本書の内容
ライムスター宇多丸氏がDJを務めるラジオ番組内の一企画を書籍化したもの。
思春期真っ盛りの子供のプライベート・気持ちに土足で踏み込んでくる母親に対するリスナーの愚痴投稿をまとめ上げたものである。
本書では母親の無神経さと行き過ぎた気遣い・母性が相まっていることを総称して「母シズム」と呼んでいる。
本書はその「母シズム」の被害事例集である。
本書はどのエピソードも総じて面白いがそれでけではない。
ライムスター宇多丸師匠の的確なコメント、ボキャブラリー、言い回しのバリエーションの多さは流石としか言いようがない。
更に本書は思春期の子供、これから思春期になる子供を持つ母親には一度読むべき本として推奨させて頂く。
おすすめエピソードベスト3
・「閉めて」「閉めません」
彼氏との行為がバレた時の母娘の押し問答が秀逸。
わが子を大切に思う母親の行き過ぎたババァノックエピソード。
・「ご飯」「島」「愛」
外国人の母親を持つ子供でないと体験することはない珍しいケース。
いかがわしいビデオの所持が母親にバレてしまったときの修羅場の話
名探偵コナンのくだりが秀逸。
・「寄生虫見えてるよ」
母の過度な心配によって引き起こされた悲劇の物語。
子供が感じた精神的苦痛は計り知れないものだっただろう。
感想
ほとんど全て質の高いネタで終始笑ってあっという間に読了。
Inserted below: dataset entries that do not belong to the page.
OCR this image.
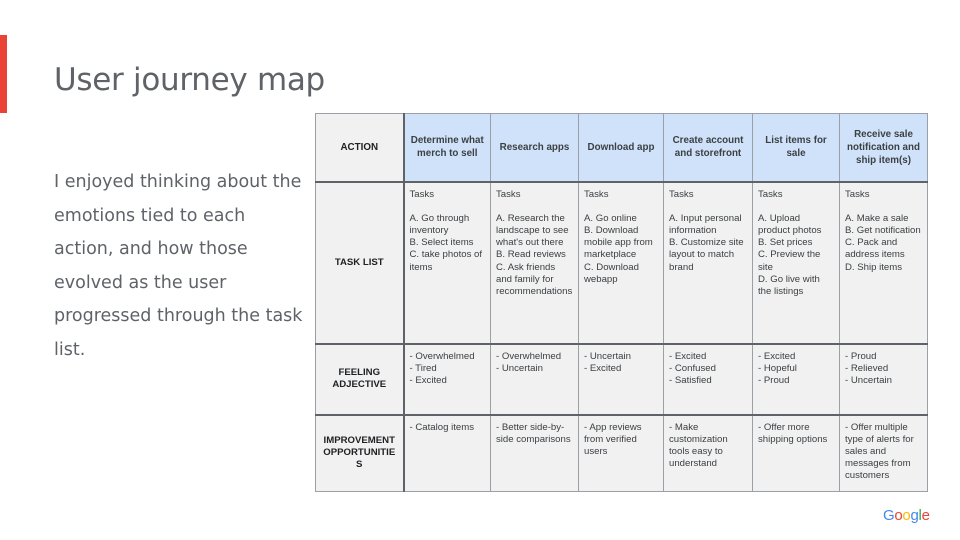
User journey map

I enjoyed thinking about the emotions tied to each action, and how those evolved as the user progressed through the task list.

ACTION	Determine what merch to sell	Research apps	Download app	Create account and storefront	List items for sale	Receive sale notification and ship item(s)
TASK LIST	Tasks
A. Go through inventory
B. Select items
C. take photos of items	Tasks
A. Research the landscape to see what's out there
B. Read reviews
C. Ask friends and family for recommendations	Tasks
A. Go online
B. Download mobile app from marketplace
C. Download webapp	Tasks
A. Input personal information
B. Customize site layout to match brand	Tasks
A. Upload product photos
B. Set prices
C. Preview the site
D. Go live with the listings	Tasks
A. Make a sale
B. Get notification
C. Pack and address items
D. Ship items

FEELING ADJECTIVE	- Overwhelmed
- Tired
- Excited	- Overwhelmed
- Uncertain	- Uncertain
- Excited	- Excited
- Confused
- Satisfied	- Excited
- Hopeful
- Proud	- Proud
- Relieved
- Uncertain

IMPROVEMENT OPPORTUNITIES	- Catalog items	- Better side-by-side comparisons	- App reviews from verified users	- Make customization tools easy to understand	- Offer more shipping options	- Offer multiple type of alerts for sales and messages from customers
Google
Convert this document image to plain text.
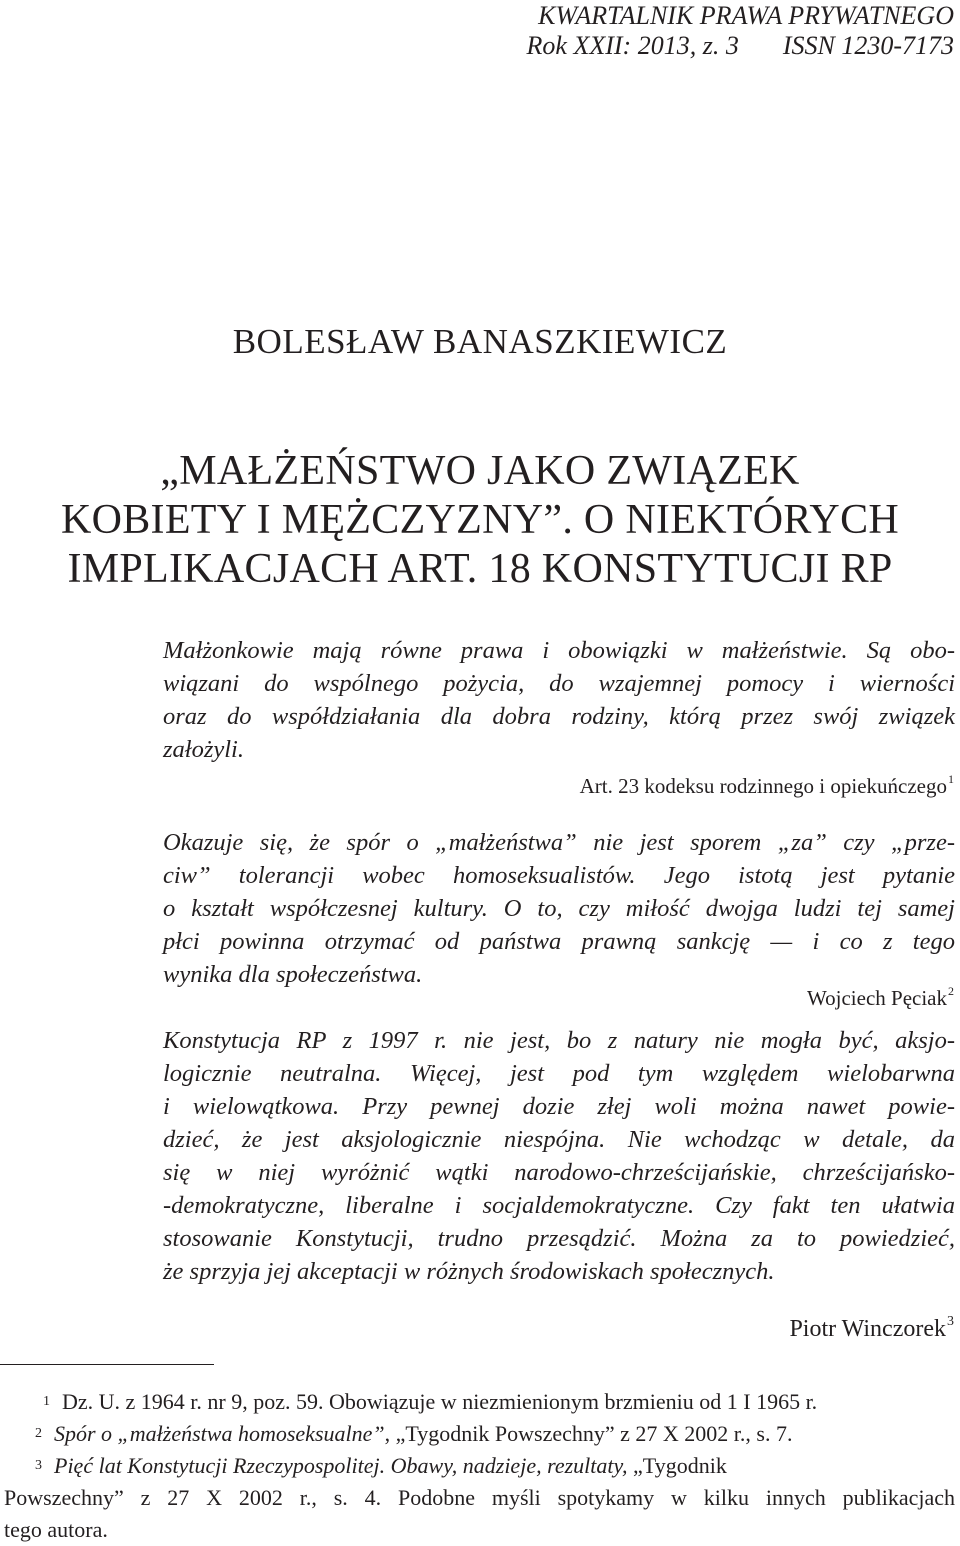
KWARTALNIK PRAWA PRYWATNEGO
Rok XXII: 2013, z. 3 ISSN 1230-7173
BOLESŁAW BANASZKIEWICZ
„MAŁŻEŃSTWO JAKO ZWIĄZEK
KOBIETY I MĘŻCZYZNY”. O NIEKTÓRYCH
IMPLIKACJACH ART. 18 KONSTYTUCJI RP

Małżonkowie mają równe prawa i obowiązki w małżeństwie. Są obo-

wiązani do wspólnego pożycia, do wzajemnej pomocy i wierności

oraz do współdziałania dla dobra rodziny, którą przez swój związek

założyli.

Art. 23 kodeksu rodzinnego i opiekuńczego$^1$

Okazuje się, że spór o „małżeństwa” nie jest sporem „za” czy „prze-

ciw” tolerancji wobec homoseksualistów. Jego istotą jest pytanie

o kształt współczesnej kultury. O to, czy miłość dwojga ludzi tej samej

płci powinna otrzymać od państwa prawną sankcję — i co z tego

wynika dla społeczeństwa.

Wojciech Pęciak$^2$

Konstytucja RP z 1997 r. nie jest, bo z natury nie mogła być, aksjo-

logicznie neutralna. Więcej, jest pod tym względem wielobarwna

i wielowątkowa. Przy pewnej dozie złej woli można nawet powie-

dzieć, że jest aksjologicznie niespójna. Nie wchodząc w detale, da

się w niej wyróżnić wątki narodowo-chrześcijańskie, chrześcijańsko-

-demokratyczne, liberalne i socjaldemokratyczne. Czy fakt ten ułatwia

stosowanie Konstytucji, trudno przesądzić. Można za to powiedzieć,

że sprzyja jej akceptacji w różnych środowiskach społecznych.

Piotr Winczorek$^3$

1 Dz. U. z 1964 r. nr 9, poz. 59. Obowiązuje w niezmienionym brzmieniu od 1 I 1965 r.

2 Spór o „małżeństwa homoseksualne”, „Tygodnik Powszechny” z 27 X 2002 r., s. 7.

3 Pięć lat Konstytucji Rzeczypospolitej. Obawy, nadzieje, rezultaty, „Tygodnik

Powszechny” z 27 X 2002 r., s. 4. Podobne myśli spotykamy w kilku innych publikacjach

tego autora.
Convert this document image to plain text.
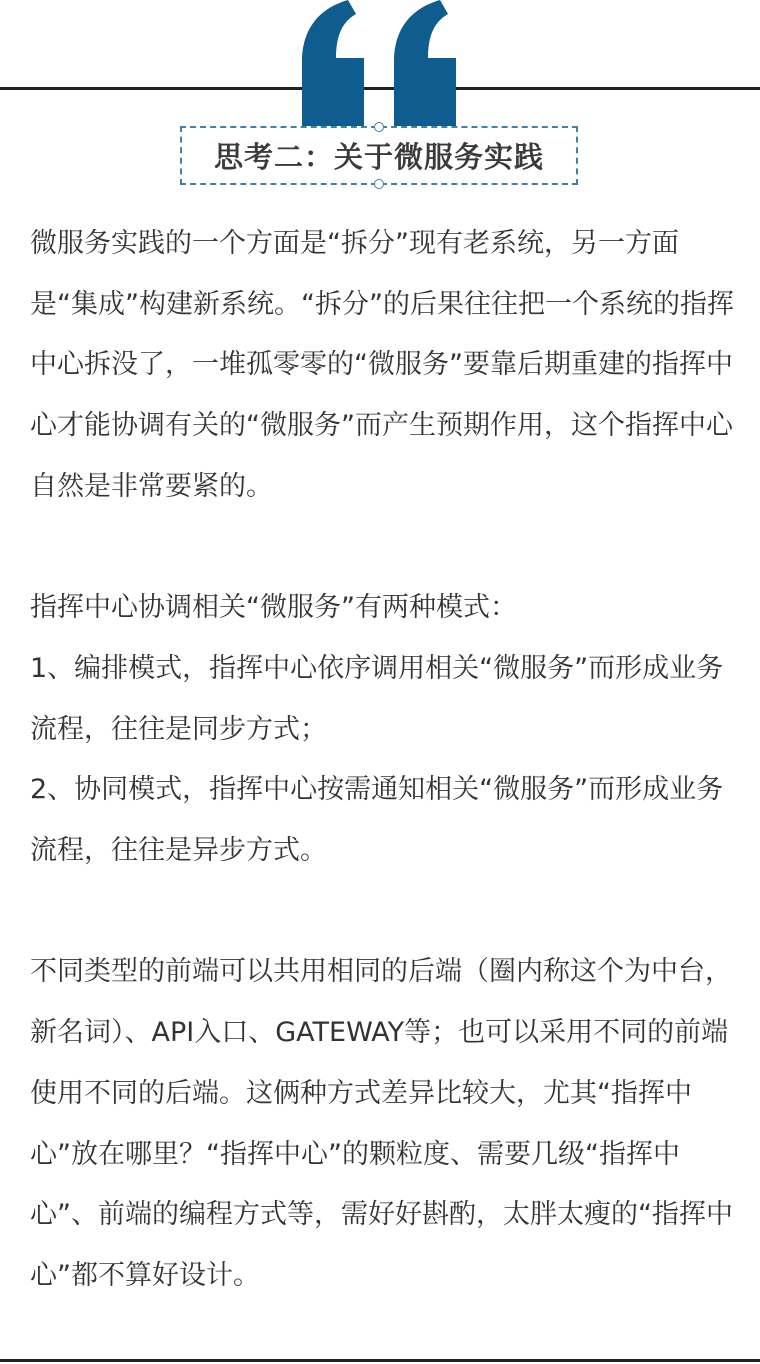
思考二：关于微服务实践

微服务实践的一个方面是“拆分”现有老系统，另一方面是“集成”构建新系统。“拆分”的后果往往把一个系统的指挥中心拆没了，一堆孤零零的“微服务”要靠后期重建的指挥中心才能协调有关的“微服务”而产生预期作用，这个指挥中心自然是非常要紧的。

指挥中心协调相关“微服务”有两种模式：

1、编排模式，指挥中心依序调用相关“微服务”而形成业务流程，往往是同步方式；

2、协同模式，指挥中心按需通知相关“微服务”而形成业务流程，往往是异步方式。

不同类型的前端可以共用相同的后端（圈内称这个为中台，新名词）、API入口、GATEWAY等；也可以采用不同的前端使用不同的后端。这俩种方式差异比较大，尤其“指挥中心”放在哪里？“指挥中心”的颗粒度、需要几级“指挥中心”、前端的编程方式等，需好好斟酌，太胖太瘦的“指挥中心”都不算好设计。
寄せられた投稿はどれも優れた表現力・豊富なボキャブラリーで飽きがこなかった。
他人からすると笑い話で終わるが、母シズムの被害にあった子供たちにとっては大きな屈辱を味わい面子をつぶされることになる。
本人からすればこれは全く笑い話では済まされないのだ。
親側からすればこれは大人になるための一種の通過儀礼だと考える者も中にはいるかもしれない。しかし当然のことながら無駄な家族の軋轢はないに越したことはない。
親心であまりに無神経に子供に干渉してしまうと大きなトラウマを植え付けてしまう恐れがあるということ。
親子関係に大きな溝をつくりかねない事態に陥ってしまうことを認識しておかなければならない。
本書はそれをなるべく避けるための反面教師にすべき実例が数多く掲載されている。当然ながら母親だけでなく父親も読むべきだ。古本で500円前後と格安で売られているので是非読むべき良書としておすすめさせていただく。